After World War II significant efforts were made to ensure prosperity for all Americans. These efforts dramatically reduced poverty rates and helped to build the strong middle-class that America has become famous for. However, as the graph below shows, significant changes began with the Reagan presidency.

Between 1965 and 2001 the number of multi-worker households has increased dramatically. In fact the slight increase in income that is shown for the 1st through 4th quintiles in the graph titled Average Household Income by Quintile (a quintile represents 1/5th of the population) is primarily attributed to an increase in the number of households with two or more workers supporting the household. Individual male income for the 1st through 4th quintiles has actually gone down or stayed the same since the 1980s when adjusted for inflation.
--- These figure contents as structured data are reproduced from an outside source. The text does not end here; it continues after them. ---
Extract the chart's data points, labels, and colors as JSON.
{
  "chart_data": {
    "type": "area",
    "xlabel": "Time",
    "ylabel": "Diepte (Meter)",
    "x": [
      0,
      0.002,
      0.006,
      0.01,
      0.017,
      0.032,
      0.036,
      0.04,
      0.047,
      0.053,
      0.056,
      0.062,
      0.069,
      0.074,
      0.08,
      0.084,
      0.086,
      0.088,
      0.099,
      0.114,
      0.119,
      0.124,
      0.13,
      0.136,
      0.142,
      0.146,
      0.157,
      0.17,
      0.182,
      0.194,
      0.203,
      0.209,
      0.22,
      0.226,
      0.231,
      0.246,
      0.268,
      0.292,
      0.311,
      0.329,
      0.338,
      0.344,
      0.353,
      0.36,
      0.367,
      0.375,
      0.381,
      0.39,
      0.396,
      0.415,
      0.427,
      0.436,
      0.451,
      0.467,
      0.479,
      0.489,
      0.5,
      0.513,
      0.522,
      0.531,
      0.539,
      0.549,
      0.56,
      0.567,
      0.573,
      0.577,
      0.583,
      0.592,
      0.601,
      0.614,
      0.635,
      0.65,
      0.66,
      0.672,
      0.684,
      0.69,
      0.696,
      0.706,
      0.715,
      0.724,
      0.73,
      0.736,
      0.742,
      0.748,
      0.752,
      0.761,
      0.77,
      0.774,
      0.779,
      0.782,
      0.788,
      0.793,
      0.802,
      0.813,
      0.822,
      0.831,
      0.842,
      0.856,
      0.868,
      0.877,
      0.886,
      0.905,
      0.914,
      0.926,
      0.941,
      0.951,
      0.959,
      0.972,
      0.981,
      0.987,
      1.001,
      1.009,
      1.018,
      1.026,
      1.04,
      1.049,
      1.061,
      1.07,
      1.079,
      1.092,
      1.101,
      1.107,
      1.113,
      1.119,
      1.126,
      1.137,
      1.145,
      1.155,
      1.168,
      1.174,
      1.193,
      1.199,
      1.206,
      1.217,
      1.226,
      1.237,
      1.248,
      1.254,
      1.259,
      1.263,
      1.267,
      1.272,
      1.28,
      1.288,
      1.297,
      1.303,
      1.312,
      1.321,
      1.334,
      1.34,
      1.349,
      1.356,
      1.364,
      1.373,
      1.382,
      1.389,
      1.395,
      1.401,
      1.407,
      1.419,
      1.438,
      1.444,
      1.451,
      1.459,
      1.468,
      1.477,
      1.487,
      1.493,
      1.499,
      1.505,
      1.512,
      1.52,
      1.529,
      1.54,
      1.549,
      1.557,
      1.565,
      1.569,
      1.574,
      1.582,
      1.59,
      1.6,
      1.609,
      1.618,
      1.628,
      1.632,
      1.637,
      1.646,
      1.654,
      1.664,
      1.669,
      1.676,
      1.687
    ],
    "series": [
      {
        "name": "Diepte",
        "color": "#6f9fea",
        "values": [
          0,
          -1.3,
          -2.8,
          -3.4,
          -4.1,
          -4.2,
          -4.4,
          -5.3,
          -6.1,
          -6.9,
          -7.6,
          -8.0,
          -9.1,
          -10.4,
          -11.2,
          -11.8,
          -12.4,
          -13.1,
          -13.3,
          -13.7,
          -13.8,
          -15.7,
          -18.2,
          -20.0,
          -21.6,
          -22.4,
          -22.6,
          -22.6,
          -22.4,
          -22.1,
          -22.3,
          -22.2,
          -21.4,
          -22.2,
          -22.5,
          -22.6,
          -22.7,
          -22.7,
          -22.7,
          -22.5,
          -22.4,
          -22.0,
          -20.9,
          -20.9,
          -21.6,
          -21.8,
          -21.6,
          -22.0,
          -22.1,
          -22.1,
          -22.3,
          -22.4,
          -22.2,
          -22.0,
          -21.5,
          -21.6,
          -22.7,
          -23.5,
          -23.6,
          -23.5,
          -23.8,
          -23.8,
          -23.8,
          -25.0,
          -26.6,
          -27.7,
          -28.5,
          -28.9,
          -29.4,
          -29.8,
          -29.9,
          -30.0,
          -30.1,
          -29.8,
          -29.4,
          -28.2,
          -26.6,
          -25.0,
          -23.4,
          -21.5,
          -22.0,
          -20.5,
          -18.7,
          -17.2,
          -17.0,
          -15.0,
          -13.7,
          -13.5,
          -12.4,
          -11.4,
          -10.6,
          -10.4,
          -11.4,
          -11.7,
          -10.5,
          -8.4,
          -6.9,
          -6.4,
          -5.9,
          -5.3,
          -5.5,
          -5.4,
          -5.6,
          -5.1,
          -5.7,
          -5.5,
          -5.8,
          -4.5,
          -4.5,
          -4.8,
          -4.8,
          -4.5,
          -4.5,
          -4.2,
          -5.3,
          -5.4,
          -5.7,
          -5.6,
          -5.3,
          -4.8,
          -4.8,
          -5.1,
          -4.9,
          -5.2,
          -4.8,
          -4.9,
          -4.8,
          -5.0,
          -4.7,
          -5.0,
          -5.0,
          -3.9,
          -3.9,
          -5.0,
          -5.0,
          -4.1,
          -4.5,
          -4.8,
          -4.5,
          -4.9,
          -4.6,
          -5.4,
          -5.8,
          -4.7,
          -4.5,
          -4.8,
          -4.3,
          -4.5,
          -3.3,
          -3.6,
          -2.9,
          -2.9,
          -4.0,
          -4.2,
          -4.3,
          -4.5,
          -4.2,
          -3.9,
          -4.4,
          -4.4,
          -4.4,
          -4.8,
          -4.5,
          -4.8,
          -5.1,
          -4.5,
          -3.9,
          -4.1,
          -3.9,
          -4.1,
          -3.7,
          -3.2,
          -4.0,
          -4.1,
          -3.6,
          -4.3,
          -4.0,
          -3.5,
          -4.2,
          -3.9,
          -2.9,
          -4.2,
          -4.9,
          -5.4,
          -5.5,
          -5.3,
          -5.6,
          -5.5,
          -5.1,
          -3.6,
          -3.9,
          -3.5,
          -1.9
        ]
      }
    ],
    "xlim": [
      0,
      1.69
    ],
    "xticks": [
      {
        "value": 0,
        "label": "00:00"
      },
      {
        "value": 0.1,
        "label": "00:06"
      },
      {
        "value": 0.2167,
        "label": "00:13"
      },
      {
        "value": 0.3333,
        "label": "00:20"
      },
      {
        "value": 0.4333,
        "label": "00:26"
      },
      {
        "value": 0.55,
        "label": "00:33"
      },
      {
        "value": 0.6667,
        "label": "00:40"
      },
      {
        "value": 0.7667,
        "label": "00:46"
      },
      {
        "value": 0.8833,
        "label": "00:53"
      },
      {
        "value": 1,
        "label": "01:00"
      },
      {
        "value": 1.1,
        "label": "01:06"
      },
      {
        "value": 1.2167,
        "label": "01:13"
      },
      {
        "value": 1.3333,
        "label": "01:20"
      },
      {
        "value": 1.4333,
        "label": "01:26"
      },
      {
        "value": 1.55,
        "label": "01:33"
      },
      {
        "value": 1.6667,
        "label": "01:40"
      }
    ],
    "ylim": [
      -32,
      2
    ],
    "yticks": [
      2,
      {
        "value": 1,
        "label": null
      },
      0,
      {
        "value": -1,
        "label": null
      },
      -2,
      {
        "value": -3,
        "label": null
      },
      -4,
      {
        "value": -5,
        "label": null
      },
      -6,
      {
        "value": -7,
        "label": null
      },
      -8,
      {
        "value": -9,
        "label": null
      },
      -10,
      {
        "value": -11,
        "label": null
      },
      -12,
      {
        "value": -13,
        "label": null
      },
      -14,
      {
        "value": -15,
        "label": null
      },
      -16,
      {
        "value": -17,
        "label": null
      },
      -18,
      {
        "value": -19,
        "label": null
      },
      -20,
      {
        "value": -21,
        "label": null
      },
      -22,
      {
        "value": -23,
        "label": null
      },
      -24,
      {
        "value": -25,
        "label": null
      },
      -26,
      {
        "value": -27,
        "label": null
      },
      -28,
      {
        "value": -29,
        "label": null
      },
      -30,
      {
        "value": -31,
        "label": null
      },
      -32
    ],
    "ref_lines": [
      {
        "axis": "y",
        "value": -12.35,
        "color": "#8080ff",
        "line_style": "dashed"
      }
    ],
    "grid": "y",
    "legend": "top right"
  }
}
In 1965 27% of the full time workforce was female, by 2001 that number had risen to 41%. What has allowed the average American household to continue to maintain a good standard of living is an increase in multi-worker households and a decrease in the number of children that families have, as well as a large increase in the trade deficit, with increasing numbers of American goods being made in third world countries.

The issue is that the economic policies of the Reagan administration were designed to primarily benefit wealthy Americans. At the time a lot of smoke and mirrors were used to convince average Americans that these policies would help them as well. A similar set of lies has been used by those, like Steve Forbes, who promote a flat tax system.

What the "Trickle-Down"/Supply Side policies of the Reagan administration were designed to do was to increase the amount of money available to wealthy Americans for investing and developing businesses. This was intended to create an increase in production of products and services and hence and increase in new jobs. The reason that the policy is called Supply Side, is because the supply of goods increases before there is a demand for goods. So, in that case, the supply of goods is intended to then spark demand, resulting in economic growth.

This use of Supply Side policy led to a huge increase in consumerism and the use of credit. An environment of consumerism was created in American society through the media via advertisements, movies, and television shows, etc. that promoted consumerism. Consumers though, did not have the money to fulfill the desires created by society so debt was used to participate in the economy. Restrictions on credit were loosened under the Reagan administration making it easier for individuals to gain credit lines because the use of credit was essential to growing the economy because real wages were not going up for the average American, yet it was essential that the average American increase spending in order to fuel the economy. This situation fueled female entry into the workforce as more households require two workers to maintain their standard of living.

The result of this is that American household debt has been constantly hitting new highs since the 1980s as can be seen in the graph below provided by Michael Hodges.


http://mwhodges. home. att. net/nat-debt/debt-nat-a.htm

The truth is that "Trickle-Down" was never intended to help middle income and poor Americans; it was intended to help the wealthy and Corporate America.

The economic policies of the Reagan era increased the trade deficit and provided easier ways for companies to "hide" money.

1980 the top 1% of tax filers received 8. 45% of American AGI (Adjusted Gross Income) and in 2000 that figure had risen to 20. 81% of the national AGI. Today the over 50% of the national income goes to the wealthiest 20% of Americans. This is the first time since 1935 that such a large portion of the national income has gone to such a small portion of the population. In 1967 the wealthiest 20% only accounted for 43% of the nation's income. The trend began in 1982. Between 1967 and 1982 middle-income households were gaining a larger share of the economy. What this means is that between 1982 and 2001 the bottom 80% of Americans have lost share in the nation's economy. This was the inevitable result of Reaganomics. It was an intended result. Political control and economic control go hand in hand. If the control of the economy is not in the hands of the majority of Americans then neither is political control.